Single vs Multiple-aggregation metrics
Overview
Working with complex metrics seem hard at first, but with a systematic approach and the help of AQL metric functions, you should be able to breeze through your metric development process. This document describes a method to assist you on your path to build the metrics you want.
To begin, it's crucial to determine whether the metric you require involves a single aggregation or multiple aggregations. If the metric involves a single aggregation, please refer to the table in the Single-aggregation metrics section found below. Conversely, if your metric involves multiple aggregations, try to determine the relationship between these aggregations, and follow the table in the Multiple-aggregation metrics below.

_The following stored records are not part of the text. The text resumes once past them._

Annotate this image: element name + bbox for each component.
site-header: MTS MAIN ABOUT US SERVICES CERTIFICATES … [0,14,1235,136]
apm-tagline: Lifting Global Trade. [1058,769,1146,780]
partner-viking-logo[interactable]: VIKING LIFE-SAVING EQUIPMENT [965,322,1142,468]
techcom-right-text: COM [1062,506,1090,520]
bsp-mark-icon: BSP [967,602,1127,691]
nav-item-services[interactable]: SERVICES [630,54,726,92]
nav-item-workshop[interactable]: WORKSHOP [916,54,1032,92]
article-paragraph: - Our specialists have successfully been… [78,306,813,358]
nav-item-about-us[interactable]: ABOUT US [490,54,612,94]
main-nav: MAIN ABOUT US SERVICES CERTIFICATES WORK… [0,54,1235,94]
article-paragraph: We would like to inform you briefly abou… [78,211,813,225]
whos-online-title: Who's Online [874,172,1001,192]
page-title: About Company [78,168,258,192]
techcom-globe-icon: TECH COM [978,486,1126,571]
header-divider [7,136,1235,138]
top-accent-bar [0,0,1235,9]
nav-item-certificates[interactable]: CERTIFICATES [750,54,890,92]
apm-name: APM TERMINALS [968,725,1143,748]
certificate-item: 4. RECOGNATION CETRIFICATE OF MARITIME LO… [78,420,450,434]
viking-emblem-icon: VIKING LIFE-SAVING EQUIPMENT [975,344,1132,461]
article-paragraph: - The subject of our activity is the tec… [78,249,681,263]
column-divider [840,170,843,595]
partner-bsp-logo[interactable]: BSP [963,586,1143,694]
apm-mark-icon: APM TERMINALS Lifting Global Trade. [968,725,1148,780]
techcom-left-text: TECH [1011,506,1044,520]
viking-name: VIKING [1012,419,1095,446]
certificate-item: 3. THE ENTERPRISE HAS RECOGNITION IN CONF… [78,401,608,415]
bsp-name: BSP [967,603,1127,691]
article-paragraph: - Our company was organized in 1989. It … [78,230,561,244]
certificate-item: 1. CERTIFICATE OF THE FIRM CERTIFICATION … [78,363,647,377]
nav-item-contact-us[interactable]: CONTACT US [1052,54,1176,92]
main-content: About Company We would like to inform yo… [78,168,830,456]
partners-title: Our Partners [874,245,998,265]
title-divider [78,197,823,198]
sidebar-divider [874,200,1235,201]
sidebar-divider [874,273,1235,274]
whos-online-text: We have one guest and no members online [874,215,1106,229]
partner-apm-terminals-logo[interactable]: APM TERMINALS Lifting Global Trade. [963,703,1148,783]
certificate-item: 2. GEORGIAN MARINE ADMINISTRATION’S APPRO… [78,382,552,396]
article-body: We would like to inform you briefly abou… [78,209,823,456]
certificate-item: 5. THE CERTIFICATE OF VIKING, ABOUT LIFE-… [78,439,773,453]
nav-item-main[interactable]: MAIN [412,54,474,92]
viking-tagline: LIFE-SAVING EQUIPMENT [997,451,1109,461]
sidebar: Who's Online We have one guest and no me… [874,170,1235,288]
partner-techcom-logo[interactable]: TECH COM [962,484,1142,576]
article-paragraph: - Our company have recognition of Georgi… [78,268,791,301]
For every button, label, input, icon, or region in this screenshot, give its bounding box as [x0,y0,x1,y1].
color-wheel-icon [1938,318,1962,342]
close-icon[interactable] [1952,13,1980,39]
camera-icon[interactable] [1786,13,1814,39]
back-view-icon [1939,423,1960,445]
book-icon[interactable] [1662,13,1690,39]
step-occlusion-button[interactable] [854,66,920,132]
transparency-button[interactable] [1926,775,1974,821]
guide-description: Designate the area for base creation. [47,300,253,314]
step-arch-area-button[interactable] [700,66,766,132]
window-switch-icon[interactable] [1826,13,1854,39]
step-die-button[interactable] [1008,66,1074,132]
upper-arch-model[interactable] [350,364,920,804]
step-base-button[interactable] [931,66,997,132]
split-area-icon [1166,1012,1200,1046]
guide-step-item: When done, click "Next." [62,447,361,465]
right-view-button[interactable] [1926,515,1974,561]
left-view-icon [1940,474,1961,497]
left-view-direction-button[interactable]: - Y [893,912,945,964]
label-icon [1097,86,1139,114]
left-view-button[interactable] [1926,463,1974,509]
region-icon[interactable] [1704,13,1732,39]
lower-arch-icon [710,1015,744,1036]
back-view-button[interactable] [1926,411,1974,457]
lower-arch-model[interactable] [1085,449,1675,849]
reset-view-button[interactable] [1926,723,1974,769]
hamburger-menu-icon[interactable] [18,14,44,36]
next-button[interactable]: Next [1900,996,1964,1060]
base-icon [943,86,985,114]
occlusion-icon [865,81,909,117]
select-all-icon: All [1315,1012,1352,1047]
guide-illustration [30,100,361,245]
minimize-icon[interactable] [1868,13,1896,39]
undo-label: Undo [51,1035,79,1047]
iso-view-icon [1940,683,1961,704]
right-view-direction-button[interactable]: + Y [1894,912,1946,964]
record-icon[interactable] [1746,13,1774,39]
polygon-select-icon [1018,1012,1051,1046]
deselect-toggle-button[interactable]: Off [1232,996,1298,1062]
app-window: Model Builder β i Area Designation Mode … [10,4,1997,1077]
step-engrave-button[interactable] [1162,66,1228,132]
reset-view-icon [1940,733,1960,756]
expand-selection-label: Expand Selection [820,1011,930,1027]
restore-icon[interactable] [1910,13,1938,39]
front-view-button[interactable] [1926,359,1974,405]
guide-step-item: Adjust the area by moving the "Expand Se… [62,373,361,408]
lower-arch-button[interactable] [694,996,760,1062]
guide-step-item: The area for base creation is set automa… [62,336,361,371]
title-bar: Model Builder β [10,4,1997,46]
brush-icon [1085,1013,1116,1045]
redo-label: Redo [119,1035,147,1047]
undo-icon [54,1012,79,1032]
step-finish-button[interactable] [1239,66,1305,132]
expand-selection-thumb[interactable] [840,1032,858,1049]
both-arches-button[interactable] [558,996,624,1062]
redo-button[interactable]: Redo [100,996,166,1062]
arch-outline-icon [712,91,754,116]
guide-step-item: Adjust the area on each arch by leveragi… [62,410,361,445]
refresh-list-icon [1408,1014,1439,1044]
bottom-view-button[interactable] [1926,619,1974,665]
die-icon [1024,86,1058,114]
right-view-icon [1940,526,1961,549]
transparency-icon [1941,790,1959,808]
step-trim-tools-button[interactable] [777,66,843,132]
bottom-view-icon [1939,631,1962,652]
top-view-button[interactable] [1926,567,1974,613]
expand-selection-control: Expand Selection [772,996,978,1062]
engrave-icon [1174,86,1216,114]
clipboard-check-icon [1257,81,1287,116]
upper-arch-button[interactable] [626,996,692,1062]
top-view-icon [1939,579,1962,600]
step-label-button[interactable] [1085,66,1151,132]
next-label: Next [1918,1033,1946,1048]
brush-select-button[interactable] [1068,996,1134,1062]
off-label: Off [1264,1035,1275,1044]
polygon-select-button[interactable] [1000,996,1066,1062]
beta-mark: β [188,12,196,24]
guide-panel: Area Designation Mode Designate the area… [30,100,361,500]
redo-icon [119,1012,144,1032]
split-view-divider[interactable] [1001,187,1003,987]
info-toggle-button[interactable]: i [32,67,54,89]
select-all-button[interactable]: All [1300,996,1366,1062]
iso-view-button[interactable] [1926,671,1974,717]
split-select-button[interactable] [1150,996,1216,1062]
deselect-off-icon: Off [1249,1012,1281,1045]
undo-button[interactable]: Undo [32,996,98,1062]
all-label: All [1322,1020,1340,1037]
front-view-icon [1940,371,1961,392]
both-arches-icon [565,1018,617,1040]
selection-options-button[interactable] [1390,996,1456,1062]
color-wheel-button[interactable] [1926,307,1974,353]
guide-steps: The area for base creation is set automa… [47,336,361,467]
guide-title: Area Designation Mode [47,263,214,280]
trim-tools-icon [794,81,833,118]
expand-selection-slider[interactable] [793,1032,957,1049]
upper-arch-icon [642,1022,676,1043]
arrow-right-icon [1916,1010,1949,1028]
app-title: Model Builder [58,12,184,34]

Single-aggregation metrics
Try to determine the key logic of the aggregation and follow the table below:
Single aggregation type | Examples | Guide |
---|---|---|
Involve multiple tables/models | Sum of sales:order_items | sum(order_items.quantity * products.price) | Use cross-model AQL aggregation |
Involve conditions | Average Ordered Quantity of Order Items over the Last 3 Months: avg(order_items.quantity) | where(order_items.created_at matches @(last 3 months)) | Use where function together with logical operators |
Involve accumulation | Running total of orders by year:orders.total_orders | running_total(orders.created_at | year()) | Use running_total or window aggregation functions |
Involve different time period | Number of Orders Previous year:orders.count_orders | relative_period(orders.created_at, interval(-1 year)) | Use time-based functions such as exact_period or relative_period |
Multiple-aggregation metrics
Try to determine the relationships between aggregations and follow table below:
Multiple-aggregation type | Examples | Guide |
---|---|---|
Simple/scalar combinations (+/-/*/:) ? | Average Price of Product:sum(products.price) / count(products.id) | Just write them normally e.g. metric_a / metric_b |
Related through some conditions | Bank balance:sum(balances.bank_balance) | where(dim_dates.date == max(balances.record_date)) | Follow Semi-additive calculation |
Calculated in different subgroups (Level of Detail) | Percent of total:(order_items.total_sales*1.0) / (order_items.total_sales | of_all(order_items)) | Use of_all function with specific dimensions |
Nested aggregations | Average of monthly sign-ups:users | group(month(users.sign_up_at)) | select(count(users.id)) | avg() | Follow Create Nested Aggregation |
Once the relationship between aggregations are clear, you can refer back to Single-aggregation metrics to work on each independent aggregation.